Banking’s true value
At the heart of this is to get beyond the screen of what banking seems to be, to what the true potential life-value of it can be. The life-value to customers is also where the commercial value to banks is – the latent secondary needs beneath the surface of what people might initially approach a traditional (or ‘heritage’) bank with.
Brand strategy
In the often dry, rational, and unemotional world of banking, we have found that exciting inspiration can be created using our unique Life Map. This helps shift attention away from the obvious areas of engagement around the bank’s own products and services, and towards a customer’s complete life picture. That’s where ideas and innovation can be sparked. We can find new possibilities for meeting people where they are in their lives, building dialogue around what they’re doing and want to do, rather than ‘selling’ the products banks want them to ‘buy’.
Experience design
Heritage banks can rebuild trust by reimagining their ‘branches’; as places people genuinely want to spend time in – not just spaces to complete transactions.
For instance, B-Works powered by Yorkshire Bank (now rebranded Virgin Money) in Manchester, does exactly this. The experience concept we created is a flexible, engaging destination that doesn’t feel bank-like. Instead, it’s a venue where, throughout the day and the week, a programme of activities inspire, stimulate and engage local people in face to face discussions about personal life ambitions. By blending co-working, small business incubator areas, private meeting rooms, relaxed café-style seating with event spaces for gatherings around yoga, music or hot financial topics to that matter to customers, it becomes more than a bank; it becomes part of customers’ daily lives. It’s a living, activated, life-first not product-first space. That just happens to stratospherically outperform the most comparable ‘branches’ in commercial performance.
Similarly, İş Mekan, by I-AM for İş Bank in Turkey, also re-purposes a large city street branch to connect with people in areas of life that go beyond financial services. Drawing on the bank’s strengths in retail, art, culture, sustainability, and education, the space hosts community events, offers co-working areas, a café, and even a physical showcase for their online marketplace. An integrated app allows visitors to view events, book workspaces, and purchase tickets, while a curated programme of activities ensures the space stays vibrant and relevant.

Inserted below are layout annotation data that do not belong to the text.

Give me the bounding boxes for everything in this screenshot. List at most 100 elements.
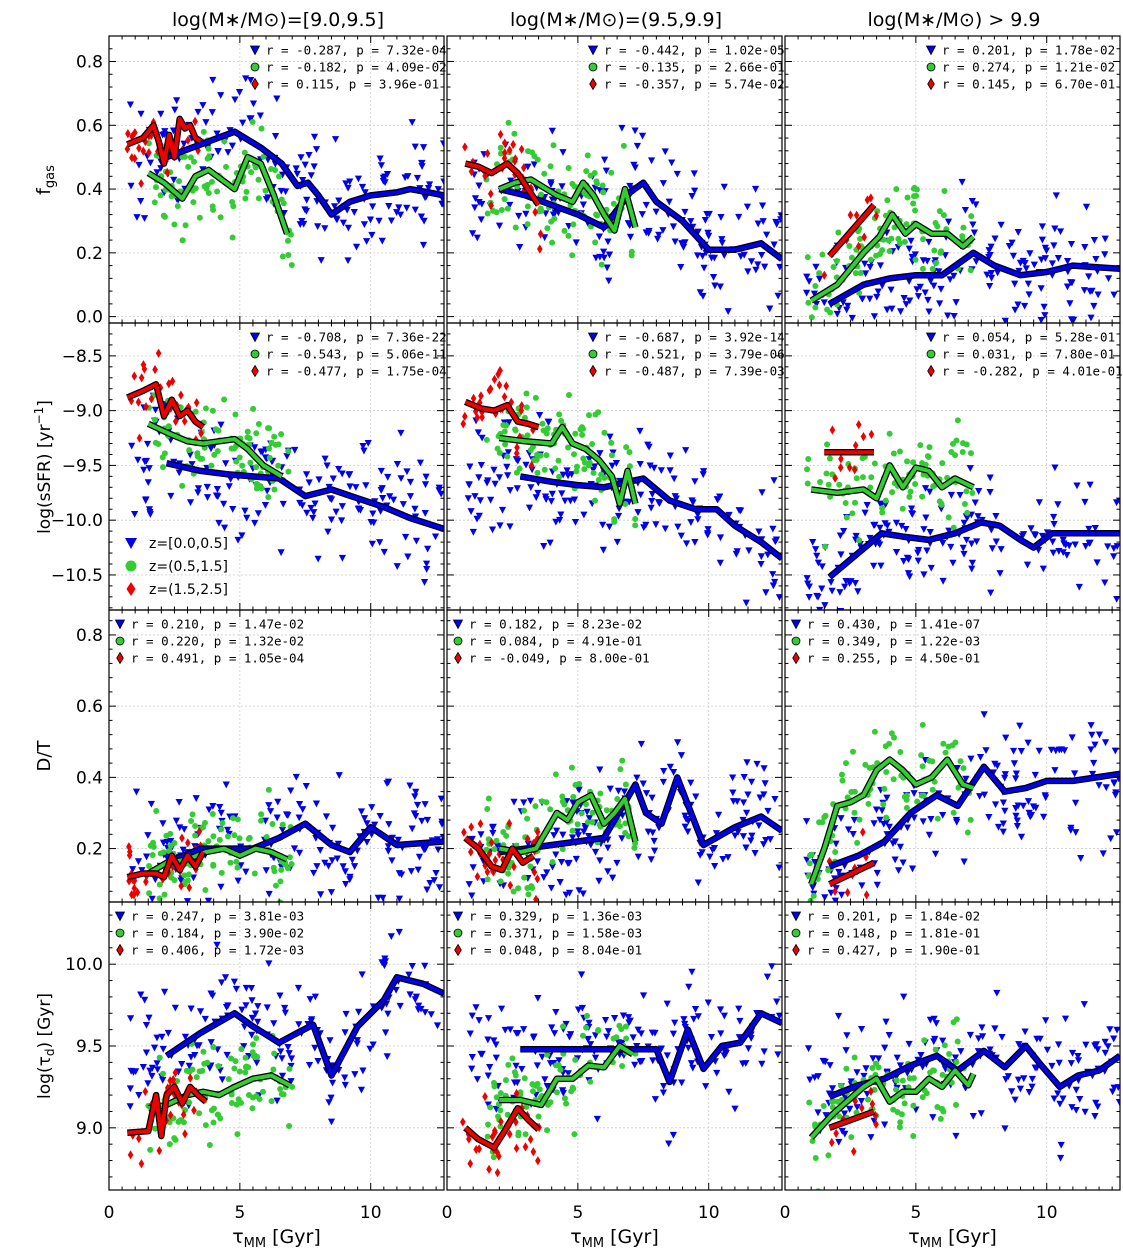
scatter-point-mid-z <box>179 237 186 244</box>
scatter-point-low-z <box>231 96 239 104</box>
scatter-point-mid-z <box>583 1012 590 1019</box>
scatter-point-low-z <box>419 144 428 151</box>
scatter-point-mid-z <box>803 466 810 473</box>
ticks <box>784 35 1120 323</box>
scatter-point-low-z <box>363 838 371 846</box>
scatter-point-mid-z <box>159 454 166 461</box>
scatter-point-low-z <box>204 897 213 902</box>
median-line-low-z <box>520 1011 782 1084</box>
scatter-point-low-z <box>869 1055 877 1063</box>
scatter-point-mid-z <box>617 766 624 773</box>
scatter-point-high-z <box>497 129 504 140</box>
scatter-point-low-z <box>284 1044 292 1051</box>
scatter-point-low-z <box>931 850 940 858</box>
scatter-point-high-z <box>180 1109 187 1120</box>
scatter-point-low-z <box>945 527 953 535</box>
scatter-point-low-z <box>550 832 558 839</box>
panel-r2-c2: r = -0.687, p = 3.92e-14r = -0.521, p = … <box>446 322 785 611</box>
scatter-point-low-z <box>739 833 748 840</box>
scatter-point-low-z <box>601 156 609 164</box>
scatter-point-low-z <box>279 500 287 508</box>
correlation-stat: r = 0.210, p = 1.47e-02 <box>131 617 304 632</box>
scatter-point-high-z <box>860 432 867 442</box>
scatter-point-low-z <box>802 818 811 825</box>
scatter-point-mid-z <box>815 1188 821 1190</box>
scatter-point-mid-z <box>205 838 212 845</box>
scatter-point-low-z <box>877 562 885 570</box>
scatter-point-low-z <box>295 1021 303 1029</box>
scatter-point-low-z <box>987 243 995 251</box>
scatter-point-low-z <box>303 196 311 204</box>
scatter-point-low-z <box>758 251 766 259</box>
scatter-point-low-z <box>866 295 874 303</box>
scatter-point-low-z <box>1091 741 1099 749</box>
scatter-point-low-z <box>941 252 949 259</box>
scatter-point-mid-z <box>869 1064 876 1071</box>
scatter-point-mid-z <box>233 458 240 465</box>
scatter-point-low-z <box>421 481 430 489</box>
scatter-point-mid-z <box>549 859 556 866</box>
scatter-point-low-z <box>218 1076 226 1084</box>
scatter-point-low-z <box>926 488 934 496</box>
scatter-point-low-z <box>159 1045 167 1053</box>
scatter-point-low-z <box>812 546 820 553</box>
scatter-point-low-z <box>238 532 246 540</box>
scatter-point-mid-z <box>871 460 878 467</box>
scatter-point-low-z <box>214 147 222 155</box>
correlation-stat: r = -0.487, p = 7.39e-03 <box>604 364 785 379</box>
scatter-point-high-z <box>832 886 838 896</box>
scatter-point-low-z <box>412 993 420 1001</box>
scatter-point-low-z <box>925 831 933 839</box>
scatter-point-low-z <box>214 493 222 501</box>
scatter-point-low-z <box>176 824 184 832</box>
scatter-point-low-z <box>745 547 753 555</box>
scatter-point-low-z <box>654 235 662 243</box>
scatter-point-mid-z <box>236 1068 243 1075</box>
scatter-point-low-z <box>382 1029 390 1037</box>
scatter-point-low-z <box>528 466 536 474</box>
scatter-point-low-z <box>546 1060 555 1067</box>
scatter-point-low-z <box>694 516 702 523</box>
scatter-point-mid-z <box>585 462 592 469</box>
scatter-point-low-z <box>1014 229 1022 236</box>
scatter-point-low-z <box>360 447 368 455</box>
scatter-point-low-z <box>821 602 829 609</box>
scatter-point-mid-z <box>538 191 545 198</box>
scatter-point-low-z <box>591 848 600 856</box>
scatter-point-mid-z <box>166 848 173 855</box>
scatter-point-low-z <box>465 881 473 888</box>
scatter-point-mid-z <box>945 514 952 521</box>
scatter-point-low-z <box>411 206 419 214</box>
scatter-point-mid-z <box>541 170 548 177</box>
scatter-point-low-z <box>384 847 392 855</box>
median-line-mid-z <box>147 155 289 235</box>
scatter-point-low-z <box>345 471 353 479</box>
scatter-point-low-z <box>522 210 530 218</box>
scatter-point-low-z <box>1099 850 1107 858</box>
scatter-point-low-z <box>691 478 699 485</box>
scatter-point-mid-z <box>524 815 531 822</box>
scatter-point-low-z <box>468 1012 476 1020</box>
scatter-point-low-z <box>644 229 653 237</box>
scatter-point-mid-z <box>552 465 559 472</box>
scatter-point-mid-z <box>614 795 621 802</box>
scatter-point-low-z <box>870 1117 878 1125</box>
scatter-point-low-z <box>307 504 315 512</box>
scatter-point-low-z <box>742 844 750 852</box>
scatter-point-mid-z <box>497 144 504 151</box>
scatter-point-low-z <box>287 1055 296 1063</box>
scatter-point-low-z <box>1036 1035 1044 1043</box>
scatter-point-low-z <box>614 512 623 520</box>
scatter-point-low-z <box>771 795 779 803</box>
scatter-point-mid-z <box>280 200 287 207</box>
scatter-point-low-z <box>899 859 907 867</box>
scatter-point-mid-z <box>920 792 927 799</box>
scatter-point-low-z <box>544 418 552 426</box>
scatter-point-low-z <box>1020 1075 1028 1083</box>
scatter-point-mid-z <box>598 261 605 268</box>
scatter-point-low-z <box>1021 302 1029 310</box>
scatter-point-low-z <box>1094 1103 1102 1111</box>
scatter-point-low-z <box>963 514 972 521</box>
scatter-point-high-z <box>858 1103 865 1113</box>
scatter-point-low-z <box>251 444 259 452</box>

In both cases, the branch becomes a living, breathing extension of the brand, rooted in people’s real lives, building emotional connections & relationships, earning trust and generating business through inspiring, meaningful, relevant in-person experiences.
A moment for reinvention
Life-led transformation of legacy models will take effort, investment and vision. We are after all talking about moving beyond a banking paradigm that’s been established for decades. But it has the potential to be more powerful than any promise banks can make in a brilliant ad.
The ones that can make this leap, will stop losing customers to new fintech or remote-only players, losing latent sales due to reduced face to face contact opportunities, and losing business through an apathetic, brand-disengaged customer base not motivated to manage their finances more actively.
They need to find new ways to get their true stories across, to engage customers in what they actually do, and so to inspire and stimulate their customers to talk to them about and trust them with their life plans.
While recent years have brought record profits – largely fuelled by high interest rates – this window is closing. Banks must now confront what comes after the boom. It looks like a problem – but it’s an opportunity dressed up as one, for the imaginative, enlightened and customer-focused.